There were also a lot of water-related topics we didn’t have room to dig into — like how adjusting our eating choices can play a big role in supporting more sustainable forms of agriculture, which in turn can have hugely positive impacts on our rivers and lakes. Or how changing the household products you use can help keep dangerous chemicals out of our drinking water.

For those of you interested in digging deeper into those issues, one resource I recommend is the PBS Frontline TV episode “Poisoned Waters,” which you can watch online at www.pbs.org/wgbh/pages/frontline/poisonedwaters. The program is an exploration by Pulitzer Prize–winning journalist Hedrick Smith, who explains that today’s fastest growing environmental threats come “not from the giant industrial polluters of old, but from chemicals in consumers’ face creams, deodorants, prescription medicines and household cleaners that find their way into sewers, storm drains, and eventually into America’s waterways and drinking water.”

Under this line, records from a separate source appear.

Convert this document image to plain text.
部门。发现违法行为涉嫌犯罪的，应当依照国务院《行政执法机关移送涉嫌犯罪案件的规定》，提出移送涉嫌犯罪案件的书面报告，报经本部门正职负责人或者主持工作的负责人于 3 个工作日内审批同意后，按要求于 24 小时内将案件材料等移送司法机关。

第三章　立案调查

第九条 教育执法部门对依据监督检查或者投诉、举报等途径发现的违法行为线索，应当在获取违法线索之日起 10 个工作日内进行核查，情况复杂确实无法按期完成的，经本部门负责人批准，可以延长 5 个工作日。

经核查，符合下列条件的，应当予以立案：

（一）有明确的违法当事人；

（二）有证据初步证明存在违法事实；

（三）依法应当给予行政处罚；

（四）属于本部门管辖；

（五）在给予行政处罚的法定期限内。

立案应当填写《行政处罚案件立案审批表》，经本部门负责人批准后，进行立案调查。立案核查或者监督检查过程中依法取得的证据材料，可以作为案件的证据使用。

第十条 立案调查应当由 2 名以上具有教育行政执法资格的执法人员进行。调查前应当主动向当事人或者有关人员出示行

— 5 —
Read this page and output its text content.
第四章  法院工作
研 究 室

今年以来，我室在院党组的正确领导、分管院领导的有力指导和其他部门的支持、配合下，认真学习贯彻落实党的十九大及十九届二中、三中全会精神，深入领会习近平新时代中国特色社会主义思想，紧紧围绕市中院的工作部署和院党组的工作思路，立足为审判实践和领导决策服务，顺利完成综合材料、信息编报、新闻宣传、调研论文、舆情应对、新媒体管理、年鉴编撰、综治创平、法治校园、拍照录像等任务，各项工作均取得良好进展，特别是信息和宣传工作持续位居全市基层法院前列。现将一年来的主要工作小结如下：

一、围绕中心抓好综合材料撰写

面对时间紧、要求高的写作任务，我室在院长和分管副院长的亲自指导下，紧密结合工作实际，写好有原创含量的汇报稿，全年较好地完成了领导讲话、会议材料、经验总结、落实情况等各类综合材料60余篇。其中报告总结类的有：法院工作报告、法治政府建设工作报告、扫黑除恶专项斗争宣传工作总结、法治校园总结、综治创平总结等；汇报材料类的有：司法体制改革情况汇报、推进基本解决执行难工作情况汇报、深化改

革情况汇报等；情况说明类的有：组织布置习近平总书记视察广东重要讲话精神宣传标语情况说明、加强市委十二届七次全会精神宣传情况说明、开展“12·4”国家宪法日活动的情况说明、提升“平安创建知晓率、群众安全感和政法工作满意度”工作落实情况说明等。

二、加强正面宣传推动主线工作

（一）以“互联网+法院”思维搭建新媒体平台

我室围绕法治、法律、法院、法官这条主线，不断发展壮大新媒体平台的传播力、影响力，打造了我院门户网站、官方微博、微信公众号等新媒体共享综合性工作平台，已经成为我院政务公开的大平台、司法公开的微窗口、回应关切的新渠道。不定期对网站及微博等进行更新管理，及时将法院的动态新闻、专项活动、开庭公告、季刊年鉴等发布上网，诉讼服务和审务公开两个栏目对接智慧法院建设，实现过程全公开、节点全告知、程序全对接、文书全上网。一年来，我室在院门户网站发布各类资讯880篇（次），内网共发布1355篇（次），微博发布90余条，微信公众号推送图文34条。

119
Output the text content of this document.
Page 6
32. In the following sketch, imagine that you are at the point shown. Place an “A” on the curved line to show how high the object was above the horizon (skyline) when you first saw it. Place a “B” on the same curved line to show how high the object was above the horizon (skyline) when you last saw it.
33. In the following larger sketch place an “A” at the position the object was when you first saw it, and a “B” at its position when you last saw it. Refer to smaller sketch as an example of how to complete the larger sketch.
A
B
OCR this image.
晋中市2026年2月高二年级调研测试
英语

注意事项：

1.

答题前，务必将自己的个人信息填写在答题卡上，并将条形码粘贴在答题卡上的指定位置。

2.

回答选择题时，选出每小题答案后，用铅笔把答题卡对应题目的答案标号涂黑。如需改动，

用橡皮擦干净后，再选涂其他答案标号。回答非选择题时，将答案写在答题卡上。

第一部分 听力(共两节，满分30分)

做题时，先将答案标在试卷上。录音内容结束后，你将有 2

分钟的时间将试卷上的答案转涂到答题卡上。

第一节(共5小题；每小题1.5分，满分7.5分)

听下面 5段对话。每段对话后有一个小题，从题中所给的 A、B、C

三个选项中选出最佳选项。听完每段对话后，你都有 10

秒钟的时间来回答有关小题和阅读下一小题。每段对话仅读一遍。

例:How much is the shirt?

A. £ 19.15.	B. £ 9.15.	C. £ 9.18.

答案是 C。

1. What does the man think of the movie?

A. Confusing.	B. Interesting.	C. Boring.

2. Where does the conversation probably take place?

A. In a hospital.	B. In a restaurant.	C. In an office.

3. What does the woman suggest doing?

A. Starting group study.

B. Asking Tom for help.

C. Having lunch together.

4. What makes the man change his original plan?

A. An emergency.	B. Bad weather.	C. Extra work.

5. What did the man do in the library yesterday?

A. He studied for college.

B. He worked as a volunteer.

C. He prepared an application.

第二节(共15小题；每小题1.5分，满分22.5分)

Speaking of which, if you’d like to know more about what you can do to upgrade water quality at your end of the tap, check out senior editor Laine Bergeson’s “Signs of Life” blog at experiencelife.lifetime.life for a roundup of the best water-filtration options.

Of course, no amount of home filtration is going to change the fact that our planet’s water situation is serious. But learning what you can do to keep yourself and the planet healthy is a good start. And that’s what this Blue Issue is all about.